Слева от дивана-кровати почти вплотную стояла тумба, где хранились постельные принадлежности, забавно иерархически расформированные внутри. Тумбочка эта, к тому же служила хорошей платформой для полезных вещей. К слову, на ней стояла зеленого цвета советской эпохи настольная лампа, имевшая схожий с диваном оттенок, а впрочем, и все стулья, находившиеся в комнате. Дальше этой лампы стояли тарелки на подставках, изображающие флаги разных государств, привезенные Сокольским из разных стран.
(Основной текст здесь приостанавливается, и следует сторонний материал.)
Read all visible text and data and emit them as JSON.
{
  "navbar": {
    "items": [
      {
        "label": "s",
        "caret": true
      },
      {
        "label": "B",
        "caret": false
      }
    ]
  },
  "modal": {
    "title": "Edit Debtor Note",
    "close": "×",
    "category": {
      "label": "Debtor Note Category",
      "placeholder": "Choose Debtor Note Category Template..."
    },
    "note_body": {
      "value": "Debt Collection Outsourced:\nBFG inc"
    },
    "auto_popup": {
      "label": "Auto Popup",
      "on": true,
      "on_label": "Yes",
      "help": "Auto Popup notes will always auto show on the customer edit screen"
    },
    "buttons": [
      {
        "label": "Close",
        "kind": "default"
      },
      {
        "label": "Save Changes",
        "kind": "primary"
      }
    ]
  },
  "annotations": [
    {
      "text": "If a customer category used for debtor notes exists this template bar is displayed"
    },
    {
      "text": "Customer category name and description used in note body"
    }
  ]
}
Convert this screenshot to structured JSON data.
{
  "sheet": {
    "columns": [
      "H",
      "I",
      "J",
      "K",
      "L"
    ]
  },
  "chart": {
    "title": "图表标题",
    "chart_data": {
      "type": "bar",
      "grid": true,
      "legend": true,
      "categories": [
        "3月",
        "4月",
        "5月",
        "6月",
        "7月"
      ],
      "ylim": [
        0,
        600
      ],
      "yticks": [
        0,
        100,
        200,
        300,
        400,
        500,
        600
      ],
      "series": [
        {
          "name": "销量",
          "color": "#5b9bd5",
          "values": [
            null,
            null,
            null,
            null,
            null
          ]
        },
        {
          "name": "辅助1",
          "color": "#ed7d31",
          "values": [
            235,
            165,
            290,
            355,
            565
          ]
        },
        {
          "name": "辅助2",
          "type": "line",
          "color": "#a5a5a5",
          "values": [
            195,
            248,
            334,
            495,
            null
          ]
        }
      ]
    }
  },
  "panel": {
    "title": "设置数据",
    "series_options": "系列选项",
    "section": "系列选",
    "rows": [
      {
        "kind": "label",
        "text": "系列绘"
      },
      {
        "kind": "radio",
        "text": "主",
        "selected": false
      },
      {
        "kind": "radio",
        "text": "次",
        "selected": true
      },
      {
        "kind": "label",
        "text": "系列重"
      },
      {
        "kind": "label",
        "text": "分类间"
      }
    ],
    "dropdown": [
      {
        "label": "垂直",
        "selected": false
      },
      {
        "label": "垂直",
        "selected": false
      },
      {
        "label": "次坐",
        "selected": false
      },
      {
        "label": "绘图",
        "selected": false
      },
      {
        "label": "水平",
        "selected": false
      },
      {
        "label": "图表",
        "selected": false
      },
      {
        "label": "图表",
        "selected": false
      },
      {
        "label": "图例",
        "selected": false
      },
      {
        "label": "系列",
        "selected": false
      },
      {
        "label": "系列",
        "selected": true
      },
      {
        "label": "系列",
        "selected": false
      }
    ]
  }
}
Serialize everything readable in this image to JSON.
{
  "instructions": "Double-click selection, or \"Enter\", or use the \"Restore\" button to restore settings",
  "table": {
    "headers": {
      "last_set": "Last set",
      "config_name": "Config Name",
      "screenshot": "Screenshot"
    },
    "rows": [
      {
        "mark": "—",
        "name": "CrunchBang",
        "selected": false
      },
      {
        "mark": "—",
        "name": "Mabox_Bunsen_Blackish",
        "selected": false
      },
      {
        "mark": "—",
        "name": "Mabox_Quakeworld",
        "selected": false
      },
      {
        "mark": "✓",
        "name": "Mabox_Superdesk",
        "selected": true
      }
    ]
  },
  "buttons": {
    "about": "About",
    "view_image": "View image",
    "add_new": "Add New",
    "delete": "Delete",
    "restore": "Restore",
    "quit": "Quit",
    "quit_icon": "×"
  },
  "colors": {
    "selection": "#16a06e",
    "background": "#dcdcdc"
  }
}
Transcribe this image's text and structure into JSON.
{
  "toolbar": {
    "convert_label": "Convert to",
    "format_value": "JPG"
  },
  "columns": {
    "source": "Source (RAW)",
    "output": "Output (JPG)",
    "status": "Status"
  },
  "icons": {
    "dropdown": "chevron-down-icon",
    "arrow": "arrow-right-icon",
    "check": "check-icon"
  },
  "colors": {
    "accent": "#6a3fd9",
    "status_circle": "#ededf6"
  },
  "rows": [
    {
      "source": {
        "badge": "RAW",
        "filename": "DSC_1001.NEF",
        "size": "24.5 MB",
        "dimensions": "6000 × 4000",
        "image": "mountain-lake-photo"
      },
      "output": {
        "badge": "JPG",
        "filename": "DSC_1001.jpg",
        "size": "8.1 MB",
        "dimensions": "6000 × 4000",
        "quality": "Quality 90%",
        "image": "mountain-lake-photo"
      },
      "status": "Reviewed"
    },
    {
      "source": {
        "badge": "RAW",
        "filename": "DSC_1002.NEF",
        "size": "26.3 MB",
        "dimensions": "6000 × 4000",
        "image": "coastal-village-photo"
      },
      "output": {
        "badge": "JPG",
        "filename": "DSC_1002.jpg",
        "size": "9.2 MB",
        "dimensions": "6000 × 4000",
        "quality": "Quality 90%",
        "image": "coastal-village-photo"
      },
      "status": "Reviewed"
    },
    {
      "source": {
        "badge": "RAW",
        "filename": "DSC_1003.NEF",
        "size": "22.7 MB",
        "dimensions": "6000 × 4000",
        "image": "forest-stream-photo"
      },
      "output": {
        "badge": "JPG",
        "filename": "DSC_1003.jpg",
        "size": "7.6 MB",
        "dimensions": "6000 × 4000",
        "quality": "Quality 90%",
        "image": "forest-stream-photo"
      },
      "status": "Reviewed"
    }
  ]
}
Вокруг тарелочек были разложены ракушки и кораллы, поднятые со дна океанов и морей, и порой незаконно вывезенные из стран. Вечерами, Сокольский усаживался в левом углу дивана, и, вытянув ноги, включал с лампу для чтения, придающую страницам книг тёплый оттенок и особую магию букв. Открывая книгу, он начинал путешествие по линии сюжета и формировал образы персонажей в голове.

Вообще, вечерами в комнате горела одна лишь лампа. Яркий свет Сокольский не любил. Приглушенный свет, подчеркнутый легкой музыкой, доносящейся из динамиков музыкальной системы создавал атмосферу умиротворенности, настраивал на позитивное мышление.

Сейчас же этого позитива и след простыл. Всё унесла эта проклятая зубная боль. Даже яркий свет не прогнал её восвояси.

– В магазин что ли зайти? Тортик… – еле слышно сказал Сокольский, и удивился, когда боль на мгновение отступила.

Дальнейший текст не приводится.